Pichai also slapped back to those who might feel Alphabet is looking more like an incumbent than an insurgent these days. “More than six years ago, I first spoke about Google being an AI-first company.”

“Since then, we have been a leader in developing AI. In fact, our Transformer research project and our field-defining paper in 2017, as well as our path-breaking work in diffusion models are now the basis of many of the generative AI applications you're starting to see today. Translating these kinds of technical leaps into products that help billions of people is what our company has always strived on. Everyone working on the various projects underway is excited.”

On advertising and AI specifically, the Google chief noted that AI is powering what he described as dramatic campaign improvements and value-adding features for them.

Phillip Schindler, senior vice president and chief business officer for Alphabet, filled in some of the blanks.

“Already, breakthroughs in everything from natural language understanding to generative AI are fuelling our ability to deliver results that drive meaningful performance for advertisers and are useful to users. Take smart bidding, which uses AI to predict future ad conversions and their value, helping businesses stay agile and responsive to rapid shifts in demand.”

He said that in 2022, AI advances boosted bidding performance, which in turn helped to move advertiser outcomes down the funnel to drive better ROI and budget efficiently. 

“In search query matching, large language models like MUM matched advertiser offers to user queries. This understanding of human intent of language, combined with advances in bidding prediction, are why business can see an average of 35 per cent more conversions when they upgrade exact match keywords to broad match in campaigns that use a target CPA. Google AI also underlies our creative products like tech suggestions in Google ads and creative optimisation and responsive search ads.”

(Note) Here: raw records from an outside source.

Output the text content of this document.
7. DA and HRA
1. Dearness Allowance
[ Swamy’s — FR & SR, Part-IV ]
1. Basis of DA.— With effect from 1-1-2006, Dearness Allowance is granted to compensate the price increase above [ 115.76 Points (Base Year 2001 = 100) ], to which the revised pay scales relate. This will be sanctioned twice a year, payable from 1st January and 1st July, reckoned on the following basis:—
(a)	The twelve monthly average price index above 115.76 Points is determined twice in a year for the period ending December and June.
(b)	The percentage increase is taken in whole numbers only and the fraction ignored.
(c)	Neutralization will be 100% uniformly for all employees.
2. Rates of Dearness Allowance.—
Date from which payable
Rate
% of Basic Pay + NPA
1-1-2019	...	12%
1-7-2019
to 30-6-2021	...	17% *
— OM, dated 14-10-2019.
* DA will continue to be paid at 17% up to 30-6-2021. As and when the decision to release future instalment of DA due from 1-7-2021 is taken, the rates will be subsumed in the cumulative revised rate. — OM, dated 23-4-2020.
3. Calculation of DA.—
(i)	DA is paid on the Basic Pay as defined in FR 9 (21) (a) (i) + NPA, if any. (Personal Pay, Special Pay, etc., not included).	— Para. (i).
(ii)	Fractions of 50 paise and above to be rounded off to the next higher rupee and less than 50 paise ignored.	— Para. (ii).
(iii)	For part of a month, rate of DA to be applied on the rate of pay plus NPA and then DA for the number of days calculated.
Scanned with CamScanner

Sellers, vendors and brands continued to look to Amazon’s advertising capabilities to reach customers in the always competitive holiday season, even as the macro environment required them to scrutinize their own marketing budgets

Brian Olsavsky, CFO, Amazon

Amazon: network effects

Most of Amazon's ad revenue does not come from Amazon.com but rather from its ad network. However, the data it collects about buyers on its own site fuels the success of the campaigns that run off network – Amazon.com feeds the bigger beast. Whereas Google search surmises that you are interested in a purchase, Amazon knows you have already blown the dust off your credit card – and pretty much everything you've already bought.

Hence Amazon's advertising business delivered a strong performance with a 19 per cent increase in Q4 revenues. It outperformed both Alphabet and Meta, albeit from a much smaller base. It also beat market expectations, and the total Amazon business overall.

The company is currently capturing a touch above seven per cent of the overall online ad market, and at $11.6bn for the three month period, the advertising business remains just a small part of a leviathan pulling total net sales of $149bn for the quarter, and which still generates the bulk of its money from ecommerce and IT infrastructure (AWS).

Amazon didn’t entirely escape the impact of a slowdown in digital advertising. Its cloud business suffered a revenue reversal because advertising companies bought less of its services last year.

On the flip side, next year those customer will have new services to buy.

Amazon has launched AWS Clean Rooms, which it says helps companies across industries easily and securely analyse and collaborate on combined datasets without sharing or revealing underlying data. The firm claimed said its clean rooms provide built-in data access controls to protect sensitive data, while allowing customers to create secure places to generate unique insights about advertising campaigns. Google has already jumped into this space, alongside a swathe of specialist players.

Should Google actually cull third party cookies next year, it's a market that could soon become a little more heated.